Так или иначе, все люди, интересующиеся драматургией, в те годы прошли через 305 аудиторию.
— А в чем был метод педагога Коляды?
— Мне кажется, метод был в том, что никакого метода не было. Мы все были заочниками, все работали и раз в неделю встречались, слушая пьесы друг друга. Мы мотали на ус и сочиняли свои «творения», разные по стилю и содержанию, чтение плавно переходило в обсуждение, периодически в запале дискуссий мы высказывали друг другу категоричные мнения, авторы выбегали из аудиторий со слезами, да, было и такое.

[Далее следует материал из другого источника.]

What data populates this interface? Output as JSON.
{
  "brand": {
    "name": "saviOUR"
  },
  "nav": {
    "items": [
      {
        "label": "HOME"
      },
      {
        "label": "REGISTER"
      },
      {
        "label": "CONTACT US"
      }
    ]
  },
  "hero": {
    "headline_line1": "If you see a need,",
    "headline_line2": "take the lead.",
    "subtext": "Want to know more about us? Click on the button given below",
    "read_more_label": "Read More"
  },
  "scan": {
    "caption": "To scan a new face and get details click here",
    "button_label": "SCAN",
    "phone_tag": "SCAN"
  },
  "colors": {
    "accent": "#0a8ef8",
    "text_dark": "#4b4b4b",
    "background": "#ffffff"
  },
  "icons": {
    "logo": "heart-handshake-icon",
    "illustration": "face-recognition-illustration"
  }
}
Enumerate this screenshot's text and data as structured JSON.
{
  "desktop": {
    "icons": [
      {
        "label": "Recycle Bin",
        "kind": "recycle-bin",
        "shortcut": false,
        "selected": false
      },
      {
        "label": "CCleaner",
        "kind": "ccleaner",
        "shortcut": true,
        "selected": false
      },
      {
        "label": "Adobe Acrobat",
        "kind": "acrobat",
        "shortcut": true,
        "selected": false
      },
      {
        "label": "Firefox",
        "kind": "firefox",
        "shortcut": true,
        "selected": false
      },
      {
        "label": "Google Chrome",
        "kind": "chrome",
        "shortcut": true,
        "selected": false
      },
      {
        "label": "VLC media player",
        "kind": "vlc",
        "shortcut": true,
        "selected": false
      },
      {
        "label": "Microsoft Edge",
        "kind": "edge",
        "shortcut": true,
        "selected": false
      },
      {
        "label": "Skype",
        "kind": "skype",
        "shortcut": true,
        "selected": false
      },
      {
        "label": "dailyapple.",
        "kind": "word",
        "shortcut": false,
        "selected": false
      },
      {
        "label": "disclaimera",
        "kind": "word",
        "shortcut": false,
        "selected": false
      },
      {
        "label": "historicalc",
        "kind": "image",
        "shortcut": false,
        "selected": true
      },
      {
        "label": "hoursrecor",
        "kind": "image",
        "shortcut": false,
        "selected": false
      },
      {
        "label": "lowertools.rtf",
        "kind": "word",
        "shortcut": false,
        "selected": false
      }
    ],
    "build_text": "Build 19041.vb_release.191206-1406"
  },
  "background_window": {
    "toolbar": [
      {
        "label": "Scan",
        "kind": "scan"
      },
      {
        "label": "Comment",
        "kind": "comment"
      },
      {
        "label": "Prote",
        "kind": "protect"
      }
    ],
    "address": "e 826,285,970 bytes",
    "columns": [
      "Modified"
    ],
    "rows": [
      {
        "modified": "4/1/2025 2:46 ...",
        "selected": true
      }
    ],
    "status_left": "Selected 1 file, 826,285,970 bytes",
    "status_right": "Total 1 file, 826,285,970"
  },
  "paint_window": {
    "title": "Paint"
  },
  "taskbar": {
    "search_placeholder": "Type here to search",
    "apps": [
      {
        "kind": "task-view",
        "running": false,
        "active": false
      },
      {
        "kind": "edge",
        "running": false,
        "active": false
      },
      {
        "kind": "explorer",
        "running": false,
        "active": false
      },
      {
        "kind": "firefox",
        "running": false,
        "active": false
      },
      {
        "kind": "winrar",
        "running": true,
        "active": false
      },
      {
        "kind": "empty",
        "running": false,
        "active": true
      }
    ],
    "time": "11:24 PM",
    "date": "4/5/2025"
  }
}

— А как Коляда реагировал?
— Смеялся. Ничто не мешало ему взять позу «мэтра» и говорить с начинающими свысока. Но он был предельно демократичен, возможно, в силу своего характера, возможно и по причине относительной между нами разницы в возрасте.
— Самые яркие воспоминания?
— Запомнился грандиозный фестиваль пьес Коляды, устроенный в 1994 году. Это было удивительно по тем временам, да и по нынешним. Приехали известные театры, актеры, критики. Еще остались в памяти очень яркие лекции ректора Бабенко, он рассказывал фантастично о Гофмане! И конечно, лекции и общение с Юрием Викторовичем Казариным, удивительнейшим поэтом и человеком, заражающим нас своей любовью к поэзии.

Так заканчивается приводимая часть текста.